PALO ALTO -- In a victory for Hewlett-Packard, the tech giant said Monday it has tentatively reached a settlement in a federal shareholder lawsuit over its ill-fated purchase of British software company Autonomy, which absolves HP's executives of wrongdoing.
Under the deal -- which must be approved by U.S. District Judge Charles Breyer in San Francisco -- the shareholders' lawyers will assist HP in pursuing legal claims against former Autonomy CEO Michael Lynch and Shushovan Hussain, Autonomy's former chief financial officer. All claims against HP officials would be dismissed. However, the proposed settlement doesn't affect several other shareholder lawsuits against HP, which are pending in federal court.
HP has been widely criticized for ignoring red flags when it paid $11 billion for Autonomy in 2011. For years before that, analysts and others had raised doubts about the software company, and HP in November 2012 wrote down Autonomy's value by $8.8 billion.
That prompted some of its shareholders to file suit, claiming the Palo Alto company's executives misrepresented how much prior checking they did on Autonomy, exaggerated the importance of Autonomy's technology and delayed publicly acknowledging Autonomy's problems months after learning of them.
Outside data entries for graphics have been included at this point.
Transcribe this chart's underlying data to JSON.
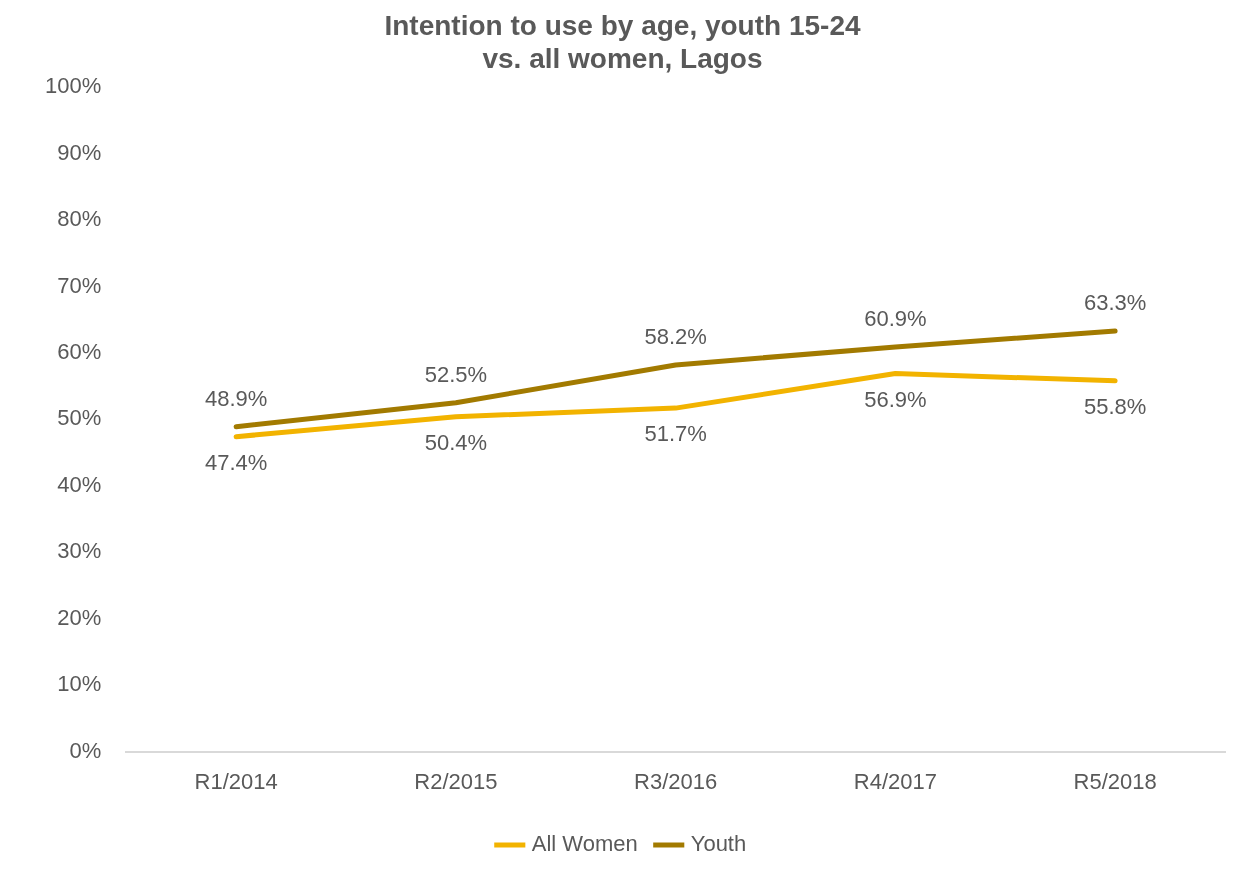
{
  "chart_data": {
    "type": "line",
    "title": "Intention to use by age, youth 15-24\nvs. all women, Lagos",
    "categories": [
      "R1/2014",
      "R2/2015",
      "R3/2016",
      "R4/2017",
      "R5/2018"
    ],
    "series": [
      {
        "name": "All Women",
        "color": "#f2b300",
        "values": [
          47.4,
          50.4,
          51.7,
          56.9,
          55.8
        ],
        "value_labels": [
          "47.4%",
          "50.4%",
          "51.7%",
          "56.9%",
          "55.8%"
        ]
      },
      {
        "name": "Youth",
        "color": "#a27a00",
        "values": [
          48.9,
          52.5,
          58.2,
          60.9,
          63.3
        ],
        "value_labels": [
          "48.9%",
          "52.5%",
          "58.2%",
          "60.9%",
          "63.3%"
        ]
      }
    ],
    "ylim": [
      0,
      100
    ],
    "yticks": [
      {
        "value": 0,
        "label": "0%"
      },
      {
        "value": 10,
        "label": "10%"
      },
      {
        "value": 20,
        "label": "20%"
      },
      {
        "value": 30,
        "label": "30%"
      },
      {
        "value": 40,
        "label": "40%"
      },
      {
        "value": 50,
        "label": "50%"
      },
      {
        "value": 60,
        "label": "60%"
      },
      {
        "value": 70,
        "label": "70%"
      },
      {
        "value": 80,
        "label": "80%"
      },
      {
        "value": 90,
        "label": "90%"
      },
      {
        "value": 100,
        "label": "100%"
      }
    ],
    "grid": false,
    "legend": "bottom",
    "marker": "none",
    "line_style": "solid"
  }
}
In its defense, HP claims it was misled about the British firm's worth because of "accounting improprieties, misrepresentation and disclosure failures" by Autonomy's executives. The U.S. Department of Justice, the Securities and Exchange Commission, and the U.K.'s Serious Fraud Office all are looking into HP's charges. In addition, Air Force investigators have filed similar accusations against Autonomy officials, seeking to bar them from doing business with the military.
"From 2007-2011," the Air Force said, "former Autonomy senior management engaged in numerous accounting and sales practices designed to deceive analysts, investors and potential purchasers into believing that Autonomy could, and would continue to, generate margins and revenues that it could not ultimately sustain due to such practices."
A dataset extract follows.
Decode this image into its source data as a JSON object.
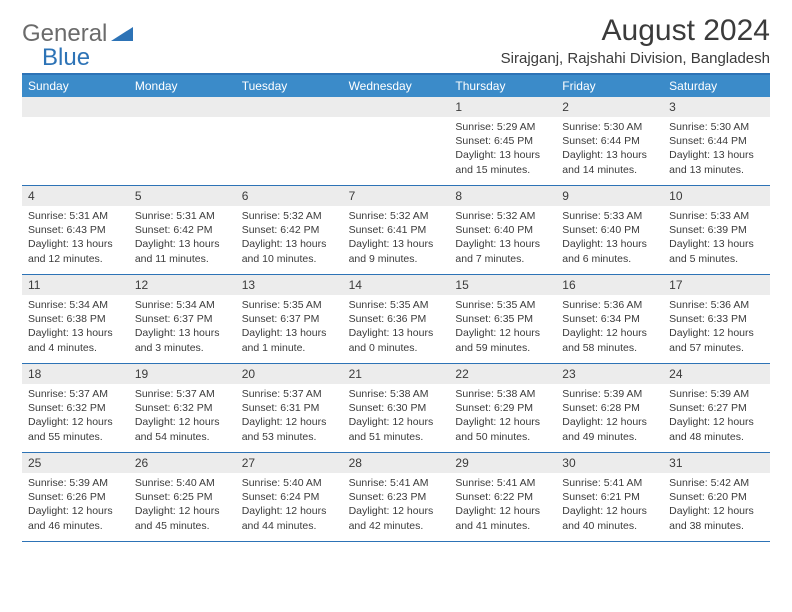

Michael Lynch, Autonomy's former chief executive who was fired by Hewlett-Packard in May 2012, could not immediately be reached for comment Monday. But he has repeatedly denied any wrongdoing, saying HP's assertions stem from a misunderstanding of the business accounting procedures used by foreign-based companies.
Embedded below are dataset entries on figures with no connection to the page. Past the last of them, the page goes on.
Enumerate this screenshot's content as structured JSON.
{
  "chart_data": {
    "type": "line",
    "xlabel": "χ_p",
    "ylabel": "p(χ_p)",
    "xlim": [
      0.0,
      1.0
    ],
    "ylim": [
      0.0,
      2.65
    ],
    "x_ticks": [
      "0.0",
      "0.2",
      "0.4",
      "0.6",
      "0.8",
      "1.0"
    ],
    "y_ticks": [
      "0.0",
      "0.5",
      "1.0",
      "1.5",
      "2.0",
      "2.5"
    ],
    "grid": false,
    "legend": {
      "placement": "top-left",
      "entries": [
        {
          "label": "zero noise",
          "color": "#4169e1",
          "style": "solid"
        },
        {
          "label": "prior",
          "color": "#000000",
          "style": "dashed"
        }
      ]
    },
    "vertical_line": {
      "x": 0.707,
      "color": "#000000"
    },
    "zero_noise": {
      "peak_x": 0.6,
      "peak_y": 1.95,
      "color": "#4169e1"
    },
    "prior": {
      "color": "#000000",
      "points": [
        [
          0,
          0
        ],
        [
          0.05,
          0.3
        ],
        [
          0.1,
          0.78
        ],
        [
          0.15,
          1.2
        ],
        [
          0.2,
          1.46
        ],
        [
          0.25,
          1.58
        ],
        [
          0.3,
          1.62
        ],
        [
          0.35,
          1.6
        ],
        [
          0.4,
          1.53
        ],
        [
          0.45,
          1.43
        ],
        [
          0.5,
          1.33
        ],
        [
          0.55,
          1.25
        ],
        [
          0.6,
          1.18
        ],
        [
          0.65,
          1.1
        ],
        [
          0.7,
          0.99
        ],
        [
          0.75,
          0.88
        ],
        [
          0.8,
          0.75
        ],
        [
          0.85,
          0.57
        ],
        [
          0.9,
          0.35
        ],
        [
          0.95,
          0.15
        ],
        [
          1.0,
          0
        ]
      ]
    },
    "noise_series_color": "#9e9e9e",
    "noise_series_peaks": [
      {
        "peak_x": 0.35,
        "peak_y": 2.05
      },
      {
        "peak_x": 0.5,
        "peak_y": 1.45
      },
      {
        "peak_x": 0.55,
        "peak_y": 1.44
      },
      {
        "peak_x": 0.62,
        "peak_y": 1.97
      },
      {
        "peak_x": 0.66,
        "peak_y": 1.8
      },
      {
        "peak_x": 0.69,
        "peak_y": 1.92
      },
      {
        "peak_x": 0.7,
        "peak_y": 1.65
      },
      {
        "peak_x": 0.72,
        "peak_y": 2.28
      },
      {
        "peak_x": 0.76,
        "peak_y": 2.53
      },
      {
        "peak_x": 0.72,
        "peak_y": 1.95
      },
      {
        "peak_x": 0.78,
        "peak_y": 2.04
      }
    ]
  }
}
On Friday, following news reports that a settlement in the shareholder suit was immanent, a representative for Lynch and his management team said, "We continue to reject HP's allegations, and note that over recent months a number of documents have emerged that prove (HP CEO) Meg Whitman misled her shareholders. We hope this matter will now move beyond a smear campaign based on selective disclosure and HP will finally give a full explanation."